Ce soir-là, comme le chef d’orchestre s’approchait de son lutrin pour amorcer le concert, il ne se doutait pas que le plus grand défi de sa carrière l’attendait.

La première pièce était La mer de Claude Debussy et la prestation fut des plus remarquables. Suivirent ensuite la Première Gymnopédie et les Gnossiennes 1, 2 et 3 d’Erik Satie – des morceaux jouissant depuis toujours de la faveur du public. L’auditoire exultait.

C’est au Sacre du printemps de Stravinsky que les choses ont mal tourné.

Pendant le solo de basson de l’ouverture du premier mouvement, le chef d’orchestre vessa violemment sans pouvoir se retenir.

Abasourdi, le chef d’orchestre remarqua toutefois que l’acoustique impeccable de la salle avait failli à transmettre l’éclat et il continua de diriger l’œuvre difficile.
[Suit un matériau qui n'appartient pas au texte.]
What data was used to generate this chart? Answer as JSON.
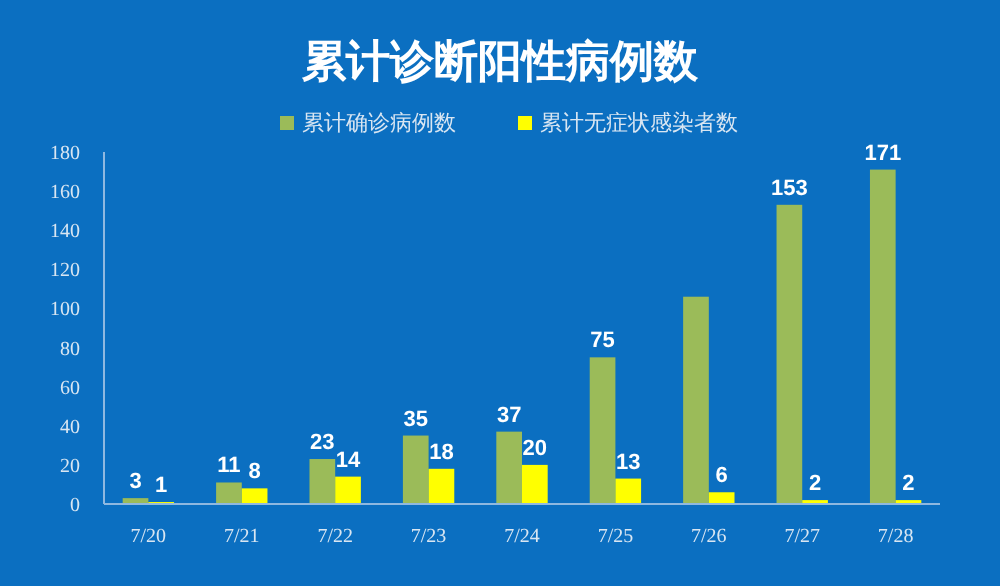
{
  "chart_data": {
    "type": "bar",
    "title": "累计诊断阳性病例数",
    "categories": [
      "7/20",
      "7/21",
      "7/22",
      "7/23",
      "7/24",
      "7/25",
      "7/26",
      "7/27",
      "7/28"
    ],
    "series": [
      {
        "name": "累计确诊病例数",
        "color": "#9bbb59",
        "values": [
          3,
          11,
          23,
          35,
          37,
          75,
          106,
          153,
          171
        ],
        "value_labels": [
          "3",
          "11",
          "23",
          "35",
          "37",
          "75",
          null,
          "153",
          "171"
        ]
      },
      {
        "name": "累计无症状感染者数",
        "color": "#ffff00",
        "values": [
          1,
          8,
          14,
          18,
          20,
          13,
          6,
          2,
          2
        ],
        "value_labels": [
          "1",
          "8",
          "14",
          "18",
          "20",
          "13",
          "6",
          "2",
          "2"
        ]
      }
    ],
    "ylim": [
      0,
      180
    ],
    "yticks": [
      0,
      20,
      40,
      60,
      80,
      100,
      120,
      140,
      160,
      180
    ],
    "grid": false,
    "legend": "top"
  }
}
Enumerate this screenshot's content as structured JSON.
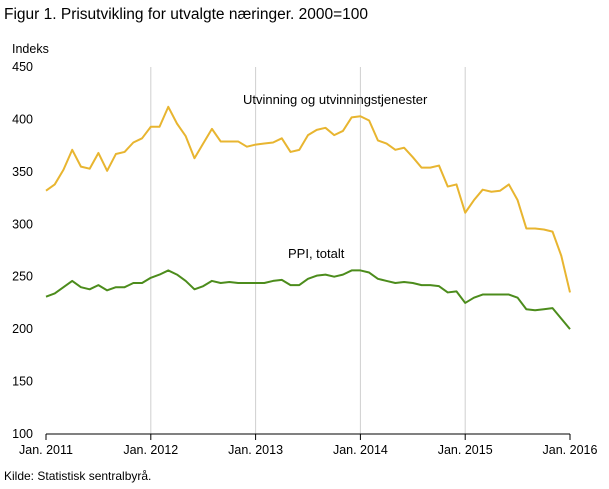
{
  "chart_data": {
    "type": "line",
    "title": "Figur 1. Prisutvikling for utvalgte næringer. 2000=100",
    "ylabel": "Indeks",
    "xlabel": "",
    "ylim": [
      100,
      450
    ],
    "yticks": [
      100,
      150,
      200,
      250,
      300,
      350,
      400,
      450
    ],
    "xlim": [
      "Jan. 2011",
      "Jan. 2016"
    ],
    "xticks": [
      "Jan. 2011",
      "Jan. 2012",
      "Jan. 2013",
      "Jan. 2014",
      "Jan. 2015",
      "Jan. 2016"
    ],
    "grid": "vertical",
    "source": "Kilde: Statistisk sentralbyrå.",
    "series": [
      {
        "name": "Utvinning og utvinningstjenester",
        "color": "#e8b530",
        "values": [
          332,
          338,
          352,
          371,
          355,
          353,
          368,
          351,
          367,
          369,
          378,
          382,
          393,
          393,
          412,
          396,
          384,
          363,
          377,
          391,
          379,
          379,
          379,
          374,
          376,
          377,
          378,
          382,
          369,
          371,
          385,
          390,
          392,
          385,
          389,
          402,
          403,
          399,
          380,
          377,
          371,
          373,
          364,
          354,
          354,
          356,
          336,
          338,
          311,
          323,
          333,
          331,
          332,
          338,
          323,
          296,
          296,
          295,
          293,
          270,
          235
        ]
      },
      {
        "name": "PPI, totalt",
        "color": "#4c8c1c",
        "values": [
          231,
          234,
          240,
          246,
          240,
          238,
          242,
          237,
          240,
          240,
          244,
          244,
          249,
          252,
          256,
          252,
          246,
          238,
          241,
          246,
          244,
          245,
          244,
          244,
          244,
          244,
          246,
          247,
          242,
          242,
          248,
          251,
          252,
          250,
          252,
          256,
          256,
          254,
          248,
          246,
          244,
          245,
          244,
          242,
          242,
          241,
          235,
          236,
          225,
          230,
          233,
          233,
          233,
          233,
          230,
          219,
          218,
          219,
          220,
          210,
          200
        ]
      }
    ]
  }
}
Le spectacle devait continuer.

À mesure que progressait le premier mouvement cependant, le chef d’orchestre luttait sans merci pour réprimer les fortes envies de ses boyaux réfractaires.
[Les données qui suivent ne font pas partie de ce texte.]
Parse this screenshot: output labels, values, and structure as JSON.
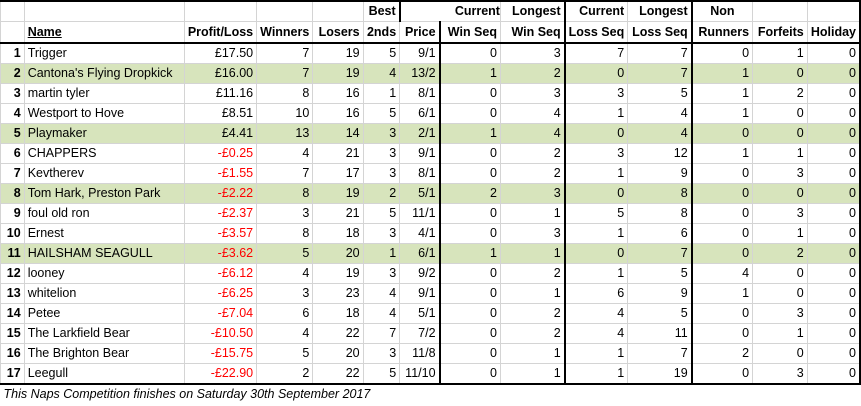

Les piccolos remuaient ses humeurs intestinales tandis que les violoncelles et les contrebasses insistaient staccato pour qu’il se soulage sur le champ.
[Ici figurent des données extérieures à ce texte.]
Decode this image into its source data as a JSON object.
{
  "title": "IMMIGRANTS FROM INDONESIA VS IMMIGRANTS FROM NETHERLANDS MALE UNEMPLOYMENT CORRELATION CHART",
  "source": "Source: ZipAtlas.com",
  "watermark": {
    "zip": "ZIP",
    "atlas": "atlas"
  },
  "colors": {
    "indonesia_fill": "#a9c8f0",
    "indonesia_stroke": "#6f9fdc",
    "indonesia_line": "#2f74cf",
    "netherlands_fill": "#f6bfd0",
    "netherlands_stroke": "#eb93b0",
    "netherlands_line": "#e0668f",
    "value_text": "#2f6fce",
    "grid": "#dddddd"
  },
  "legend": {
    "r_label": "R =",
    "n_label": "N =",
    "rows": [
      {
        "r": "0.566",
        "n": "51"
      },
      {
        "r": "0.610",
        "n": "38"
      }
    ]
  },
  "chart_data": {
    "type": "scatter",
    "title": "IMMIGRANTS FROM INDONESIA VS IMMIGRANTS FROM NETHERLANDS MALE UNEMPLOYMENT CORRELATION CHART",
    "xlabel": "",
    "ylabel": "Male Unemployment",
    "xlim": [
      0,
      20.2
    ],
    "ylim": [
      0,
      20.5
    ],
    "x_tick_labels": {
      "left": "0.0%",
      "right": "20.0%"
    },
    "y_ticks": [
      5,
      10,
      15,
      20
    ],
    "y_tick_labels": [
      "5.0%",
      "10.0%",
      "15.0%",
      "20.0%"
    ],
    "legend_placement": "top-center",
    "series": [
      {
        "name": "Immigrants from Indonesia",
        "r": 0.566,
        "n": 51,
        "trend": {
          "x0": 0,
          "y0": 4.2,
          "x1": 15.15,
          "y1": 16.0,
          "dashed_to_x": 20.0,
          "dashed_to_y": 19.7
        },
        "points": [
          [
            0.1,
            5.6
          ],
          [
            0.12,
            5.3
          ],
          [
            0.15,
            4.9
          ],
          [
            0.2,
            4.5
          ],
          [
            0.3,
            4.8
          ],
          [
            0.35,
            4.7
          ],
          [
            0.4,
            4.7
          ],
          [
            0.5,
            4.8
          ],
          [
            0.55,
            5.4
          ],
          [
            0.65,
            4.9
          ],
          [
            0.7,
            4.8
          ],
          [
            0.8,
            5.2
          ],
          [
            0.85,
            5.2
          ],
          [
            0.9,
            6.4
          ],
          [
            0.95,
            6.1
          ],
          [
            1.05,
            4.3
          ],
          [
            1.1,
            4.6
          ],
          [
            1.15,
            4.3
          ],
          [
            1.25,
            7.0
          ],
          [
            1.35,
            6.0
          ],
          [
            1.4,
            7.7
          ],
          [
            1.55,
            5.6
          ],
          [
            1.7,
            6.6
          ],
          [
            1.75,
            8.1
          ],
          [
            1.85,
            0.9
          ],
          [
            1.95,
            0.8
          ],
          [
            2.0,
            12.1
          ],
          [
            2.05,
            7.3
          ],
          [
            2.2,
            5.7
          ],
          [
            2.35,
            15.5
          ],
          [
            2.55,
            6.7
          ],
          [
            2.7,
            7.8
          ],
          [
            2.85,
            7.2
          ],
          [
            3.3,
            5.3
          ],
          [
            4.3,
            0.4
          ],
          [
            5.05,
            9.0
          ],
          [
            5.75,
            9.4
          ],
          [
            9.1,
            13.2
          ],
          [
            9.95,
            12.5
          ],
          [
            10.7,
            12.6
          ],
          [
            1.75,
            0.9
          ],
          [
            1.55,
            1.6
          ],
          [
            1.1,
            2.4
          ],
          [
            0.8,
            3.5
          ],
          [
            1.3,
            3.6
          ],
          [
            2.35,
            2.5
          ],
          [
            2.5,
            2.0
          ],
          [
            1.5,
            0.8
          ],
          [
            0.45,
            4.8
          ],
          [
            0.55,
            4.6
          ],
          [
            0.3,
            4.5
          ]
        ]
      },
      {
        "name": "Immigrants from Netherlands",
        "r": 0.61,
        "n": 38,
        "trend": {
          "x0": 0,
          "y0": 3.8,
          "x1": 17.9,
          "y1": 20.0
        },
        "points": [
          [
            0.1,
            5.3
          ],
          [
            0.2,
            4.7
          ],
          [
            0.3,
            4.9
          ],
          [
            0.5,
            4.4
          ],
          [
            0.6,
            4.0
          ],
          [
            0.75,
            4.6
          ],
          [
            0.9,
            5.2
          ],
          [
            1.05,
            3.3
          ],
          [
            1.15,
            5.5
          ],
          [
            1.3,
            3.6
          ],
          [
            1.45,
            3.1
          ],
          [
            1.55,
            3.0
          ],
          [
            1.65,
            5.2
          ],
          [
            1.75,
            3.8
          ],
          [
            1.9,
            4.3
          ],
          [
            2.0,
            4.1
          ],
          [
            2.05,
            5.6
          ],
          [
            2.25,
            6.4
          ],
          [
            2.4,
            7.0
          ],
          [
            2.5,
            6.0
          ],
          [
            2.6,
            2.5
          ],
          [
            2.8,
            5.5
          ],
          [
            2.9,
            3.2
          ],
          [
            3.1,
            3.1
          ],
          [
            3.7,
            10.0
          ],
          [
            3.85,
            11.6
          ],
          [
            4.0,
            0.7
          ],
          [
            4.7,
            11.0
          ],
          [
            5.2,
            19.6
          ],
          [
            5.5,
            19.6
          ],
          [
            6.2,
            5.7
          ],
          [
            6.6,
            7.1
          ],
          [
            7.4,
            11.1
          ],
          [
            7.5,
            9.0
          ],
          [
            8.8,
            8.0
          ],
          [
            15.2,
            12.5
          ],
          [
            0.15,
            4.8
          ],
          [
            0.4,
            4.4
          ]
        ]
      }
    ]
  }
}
Grâce à ses années de formation classique, le chef d’orchestre pût cependant maintenir une stricte discipline et calmer l'insurrection qui menaçait la paix de son royaume viscéral.

La fin du premier mouvement laissa un répit au chef d’orchestre qui espérait que la sérénité du début du deuxième mouvement l’aiderait à conserver son flegme.

Malheureusement, il n’avait pas compté sur les timbales dont la polyrythmie se mit à exiger énergiquement sa reddition sans équivoque aux forces de la nature.

Avec grande difficulté, il maintînt sa position, en nage, la bouche ouverte, les fesses serrées. À sa consternation, il lui semblait que le grand Nijinsky et ses Ballets Russes au complet se livraient à des obscénités païennes dans ses tripes.

Avec l’énergie du désespoir, la main fermement crispée sur sa baguette, il bravait les forces impérieuses qui le torturaient tout en ordonnant à ses musiciens de respecter le tempo pendant les dernières mesures fougueuses durant lesquelles ses intérieurs commandaient une évacuation immédiate.

Puis, sous un tonnerre d’applaudissements, il se tourna pour faire face à l’auditoire déjà debout.

Le chef d’orchestre était épuisé et s’abstint de s’incliner pour saluer son public évitant ainsi un incident disgracieux, un geste que la presse qualifierait le lendemain de « snobisme ».

Mais, à ce moment, il se fichait bien de ce que les critiques pouvaient penser : il avait mené la plus féroce bataille de sa vie et en était sorti vainqueur.

Maintenant, pourrait-il se rendre à temps aux toilettes dans les coulisses?